Broken down, state government would get an estimated $7.5 billion while municipalities would receive $5.68 billion. A h/t to Capitol Fax, which first reported this yesterday.
The Pittsburgh Post-Gazette has this explainer on the how the proposed relief package will work its way through Congress. The timeline is to get the package to the House floor for a full vote the last week of February and advance it to the Senate by March, though some pundits are skeptical about whether it will happen that quickly.
U.S. Rep. Darin LaHood, of Peoria, was among the Republicans on the powerful U.S. House Ways and Means Committee, who signed a letter asking the Biden administration about “the number of jobs expected to be created by the President’s proposed $1.9 trillion Covid-relief legislation.” Read the letter here.
With an unemployment spike during the pandemic, lawmakers say it’s important for the government to pave the way for getting Americans back to work. The latest: “The number of Americans seeking unemployment benefits fell slightly last week to 793,000, evidence that job cuts remain high despite a substantial decline in new confirmed viral infections,” The Associated Press reports.
“LaHood, a six-year House member...was named Thursday to head the 2022 fundraising efforts for the National Republican Congressional Committee, the campaign arm of the chamber’s GOP election efforts,” the Tribune’s Rick Pearson writes.
As noted in The Spin yesterday, the NRCC has identified several dozen Democratic-held House seats believed to be ripe, after narrow victories last year, for a possible Republican victory in 2022. The list includes three seats in Illinois held by 6th District U.S. Rep. Sean Casten, of Downers Grove, 14th District U.S. Rep.

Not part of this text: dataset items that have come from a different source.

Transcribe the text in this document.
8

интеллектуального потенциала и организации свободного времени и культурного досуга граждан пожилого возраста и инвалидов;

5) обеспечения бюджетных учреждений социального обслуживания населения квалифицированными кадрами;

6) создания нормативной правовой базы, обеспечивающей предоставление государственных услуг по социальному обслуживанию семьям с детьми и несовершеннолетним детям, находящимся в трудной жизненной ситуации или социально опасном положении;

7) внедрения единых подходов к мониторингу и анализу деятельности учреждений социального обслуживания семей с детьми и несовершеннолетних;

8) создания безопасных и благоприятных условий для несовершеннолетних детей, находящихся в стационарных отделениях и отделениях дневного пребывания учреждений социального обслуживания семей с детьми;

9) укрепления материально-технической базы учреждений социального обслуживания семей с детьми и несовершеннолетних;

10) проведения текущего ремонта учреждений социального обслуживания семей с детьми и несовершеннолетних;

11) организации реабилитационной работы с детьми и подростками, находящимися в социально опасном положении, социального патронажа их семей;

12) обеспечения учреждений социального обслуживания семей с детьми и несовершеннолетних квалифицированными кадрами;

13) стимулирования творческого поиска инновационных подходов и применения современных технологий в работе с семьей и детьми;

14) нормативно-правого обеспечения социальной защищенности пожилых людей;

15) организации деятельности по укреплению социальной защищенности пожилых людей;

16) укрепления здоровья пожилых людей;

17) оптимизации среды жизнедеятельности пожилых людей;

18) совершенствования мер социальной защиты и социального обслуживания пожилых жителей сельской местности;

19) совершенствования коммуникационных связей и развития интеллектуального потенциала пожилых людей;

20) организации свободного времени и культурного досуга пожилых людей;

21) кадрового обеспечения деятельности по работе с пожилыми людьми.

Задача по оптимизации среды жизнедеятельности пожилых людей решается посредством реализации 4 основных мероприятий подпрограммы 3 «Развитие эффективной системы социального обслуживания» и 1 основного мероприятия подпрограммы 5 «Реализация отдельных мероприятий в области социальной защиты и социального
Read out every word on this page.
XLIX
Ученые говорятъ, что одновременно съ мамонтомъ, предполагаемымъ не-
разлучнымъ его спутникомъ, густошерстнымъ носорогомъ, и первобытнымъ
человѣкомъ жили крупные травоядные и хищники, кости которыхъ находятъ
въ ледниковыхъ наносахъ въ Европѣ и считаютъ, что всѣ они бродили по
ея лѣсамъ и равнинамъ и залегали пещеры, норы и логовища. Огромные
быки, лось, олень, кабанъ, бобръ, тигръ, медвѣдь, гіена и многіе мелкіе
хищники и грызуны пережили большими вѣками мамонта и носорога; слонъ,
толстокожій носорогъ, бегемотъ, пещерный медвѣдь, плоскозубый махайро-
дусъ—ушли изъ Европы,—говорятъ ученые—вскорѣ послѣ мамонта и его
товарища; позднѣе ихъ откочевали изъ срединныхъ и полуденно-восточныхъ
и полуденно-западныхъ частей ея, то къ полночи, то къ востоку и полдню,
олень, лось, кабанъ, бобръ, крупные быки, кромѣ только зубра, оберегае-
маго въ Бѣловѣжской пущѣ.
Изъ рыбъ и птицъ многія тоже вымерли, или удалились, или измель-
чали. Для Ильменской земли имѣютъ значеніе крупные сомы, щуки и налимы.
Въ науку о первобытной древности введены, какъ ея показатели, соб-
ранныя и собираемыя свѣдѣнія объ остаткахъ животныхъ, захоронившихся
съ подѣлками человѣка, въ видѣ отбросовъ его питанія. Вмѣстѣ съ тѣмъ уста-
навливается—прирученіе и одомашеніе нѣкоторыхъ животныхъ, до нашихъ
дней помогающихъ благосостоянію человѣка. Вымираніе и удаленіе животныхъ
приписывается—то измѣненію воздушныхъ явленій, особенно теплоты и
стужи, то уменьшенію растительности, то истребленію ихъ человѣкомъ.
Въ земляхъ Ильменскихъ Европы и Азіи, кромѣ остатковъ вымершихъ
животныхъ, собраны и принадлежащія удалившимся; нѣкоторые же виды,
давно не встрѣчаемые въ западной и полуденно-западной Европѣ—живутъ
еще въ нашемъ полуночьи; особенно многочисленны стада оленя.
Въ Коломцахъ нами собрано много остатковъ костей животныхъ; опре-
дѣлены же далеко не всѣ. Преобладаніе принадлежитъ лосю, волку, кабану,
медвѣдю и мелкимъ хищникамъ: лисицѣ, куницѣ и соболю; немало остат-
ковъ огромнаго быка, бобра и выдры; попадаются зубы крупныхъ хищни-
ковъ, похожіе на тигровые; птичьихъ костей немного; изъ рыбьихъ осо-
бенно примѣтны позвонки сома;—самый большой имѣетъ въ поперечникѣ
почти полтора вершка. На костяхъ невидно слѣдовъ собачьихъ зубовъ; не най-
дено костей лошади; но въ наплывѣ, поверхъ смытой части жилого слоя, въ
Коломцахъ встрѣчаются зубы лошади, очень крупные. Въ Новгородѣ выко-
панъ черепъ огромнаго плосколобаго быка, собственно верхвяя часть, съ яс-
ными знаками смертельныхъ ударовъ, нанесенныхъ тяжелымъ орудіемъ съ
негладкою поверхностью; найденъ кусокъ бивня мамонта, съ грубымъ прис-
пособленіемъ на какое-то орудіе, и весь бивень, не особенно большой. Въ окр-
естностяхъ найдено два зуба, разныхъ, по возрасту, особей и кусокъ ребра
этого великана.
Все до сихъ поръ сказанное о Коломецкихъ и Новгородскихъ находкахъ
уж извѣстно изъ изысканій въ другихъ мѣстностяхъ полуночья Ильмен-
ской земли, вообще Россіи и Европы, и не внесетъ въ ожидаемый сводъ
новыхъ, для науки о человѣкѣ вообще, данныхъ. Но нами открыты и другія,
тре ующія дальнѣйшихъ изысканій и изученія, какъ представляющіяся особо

Lauren Underwood, of Naperville, and 17th District U.S. Rep. Cheri Bustos, of East Moline.
CPS schools reopen, again, with celebration and contention, as alderman calls CTU fight a ‘hostage takeover of our children’
Chicago Public Schools students began returning to the classrooms amid the pandemic, the result of a hard-fought deal between CPS, which is controlled by the mayor, and the Chicago Teachers Union. But the tension between the CTU and City Hall continues,
As my Tribune colleagues wrote this morning: “Appearing at a news conference with Mayor Lori Lightfoot and CPS CEO Janice Jackson on Thursday morning to celebrate the reopening of school at Brown Elementary on the Near West Side, Ald. Walter Burnett Jr., 27th, offered his own description of that struggle.”
“It gives me a great pleasure and honor to be here now that we are done with our hostage takeover of our children here in the city of Chicago,” Burnett said.
On Twitter, the union responded to the alderman’s quote. “We hope @AldermanBurnett isn’t suggesting that teachers ... and other rank-and-file educators demanding safety in a pandemic are terrorists.” Read the full story here.
Other city news — Lightfoot: Mercy Hospital bankruptcy ‘tragedy’ for city. Read the Tribune story here.
Chicago’s government watchdog highlights failures by the city to monitor and enforce its recycling program for bigger buildings: Inspector General Joe Ferguson testified about the noncompliance citywide during a joint City Council committee hearing. Downtown Ald. Brendan Reilly said if the city is serious about boosting participation, more inspectors will have to be hired. Read more here.
Seeing green? In a December report, Ferguson laid out enforcement. He noted that the Chicago Department of Streets and Sanitation is supposed to give any building not in compliance 30 days’ warning, WMAQ-Ch. 5 reported at the time. After that, Streets and Sanitation is supposed to issue fines ranging from $500 to $5,000 daily.